MabesNews.com, KASIH yang ditunjukkan oleh Tuhan Yesus, begitu dalam dan menyentuh. Setidaknya para murid-Nya ketika itu, matanya berkaca-kaca menerima MATEREI KASIH. Tak ada yang berbicara, tak ada yang menyanggah. Hanya Petrus yang berbicara, ia pun dengan mudah diredam oleh Yesus. Ketika kasih itu begitu kuat, pesan lain dalam bentuk kata menjadi tak penting, karena kasih mampu mengungkapkan semuanya. KASIH melampaui semua yang ada dalam benak manusia.

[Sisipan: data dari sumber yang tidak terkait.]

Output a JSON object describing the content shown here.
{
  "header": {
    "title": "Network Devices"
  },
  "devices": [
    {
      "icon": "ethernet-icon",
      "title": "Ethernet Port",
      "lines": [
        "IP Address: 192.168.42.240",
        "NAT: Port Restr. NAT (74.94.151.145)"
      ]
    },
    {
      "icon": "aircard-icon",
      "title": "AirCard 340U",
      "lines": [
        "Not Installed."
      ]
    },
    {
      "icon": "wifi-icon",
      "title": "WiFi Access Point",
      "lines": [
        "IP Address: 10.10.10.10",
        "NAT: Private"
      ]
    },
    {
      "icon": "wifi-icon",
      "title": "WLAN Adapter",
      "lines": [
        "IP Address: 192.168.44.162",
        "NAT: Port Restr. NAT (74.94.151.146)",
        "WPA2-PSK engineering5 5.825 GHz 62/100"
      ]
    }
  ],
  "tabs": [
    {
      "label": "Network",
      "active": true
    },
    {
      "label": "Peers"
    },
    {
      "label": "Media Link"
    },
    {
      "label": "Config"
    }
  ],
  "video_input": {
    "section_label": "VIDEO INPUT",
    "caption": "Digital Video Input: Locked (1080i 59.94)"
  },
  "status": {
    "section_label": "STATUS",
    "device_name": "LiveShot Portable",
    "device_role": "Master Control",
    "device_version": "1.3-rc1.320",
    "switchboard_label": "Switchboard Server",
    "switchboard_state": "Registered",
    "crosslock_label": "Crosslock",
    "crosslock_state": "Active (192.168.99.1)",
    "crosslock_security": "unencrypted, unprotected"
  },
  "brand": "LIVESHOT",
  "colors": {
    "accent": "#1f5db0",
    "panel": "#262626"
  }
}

Perikopa Injil hari ini (Yohanes 13:1-15) menceriterakan Yesus membasuh kaki para murid-Nya sebelum Paskah. Hal ini mau menunjukkan bahwa kasih yang melampaui, kerendahan hati, dan teladan pelayanan. Yesus, sebagai Guru dan Tuhan, merendahkan diri layaknya budak untuk mengajar para murid-Nya agar saling melayani dan mengasihi. Ini adalah simbol penyucian dosa dan panggilan untuk berkorban. *”Yesus menanggalkan jubah-Nya. Ia mengambil sehelai kain lenan dan mengikatkan pada pinggang-Nya, kemudian Ia menuangkan air ke dalam sebuah basi, dan mulai membasuh kaki murid-murid-Nya lalu menyekanya dengan kain yang terikat pada pinggang-Nya itu” (ay. 5).* Yesus membasuh kaki para murid-Nya, sebuah tugas yang biasanya dilakukan oleh pelayan terendah.
Petrus awalnya menolak kakinya dibasuh, dengan berkata: *”Tuhan, Engkau hendak membasuh kakiku?” (ay. 6).* Mendengar apa yang dikatakan Petrus, lalu Yesus berkata: *”Apa yang Kuperbuat, engkau tidak tahu sekarang, tetapi engkau akan mengertinya kelak” (ay. 7).* Yesus menegaskan bahwa pembasuhan ini perlu agar Petrus mendapat bagian dalam diri-Nya.
Ketika membasuh kaki para murid-Nya, Yesus mengungkapkan wajah seorang pemimpin yang rendah hati. Pada saat yang sama, Yesus menunjukkan wajah Allah yang PENUH BELAS KASIH. KERENDAHAN HATI dan BELAS KASIH adalah dua kebajikan dasar yang menjadi kekuatan orang dalam pelayanan. Hanya orang yang rendah hati yang mampu melayani. Hanya orang yang berbelas kasih yang mau melupakan dirinya, memberi diri sepenuhnya bagi kegembiraan dan kebahagiaan orang lain
*Lalu, bagaimana dengan kita?
*Yesus memanggil kita untuk menyerahkan diri seutuhnya, menghendaki agar cinta kita sama utuhnya, sama sempurnanya seperti cinta-Nya sendiri. Yesus menghendaki agar kita membungkuk sampai ke tanah dan pergi ke tempat-tempat yang membutuhkan pembasuhan. Dengan saling memberikan diri, Yesus menghendaki agar kita menjadi satu tubuh dan satu Roh yang dipersatukan oleh cinta Allah.
Selamat merayakan hari KAMIS SUCI.
GOD bless you.🙏
@Dami Tiala
Umat Lingk. Ratu Kenyo, Gereja Santo Petrus dan Paulus BABADAN Wedomartani, Sleman – DIY.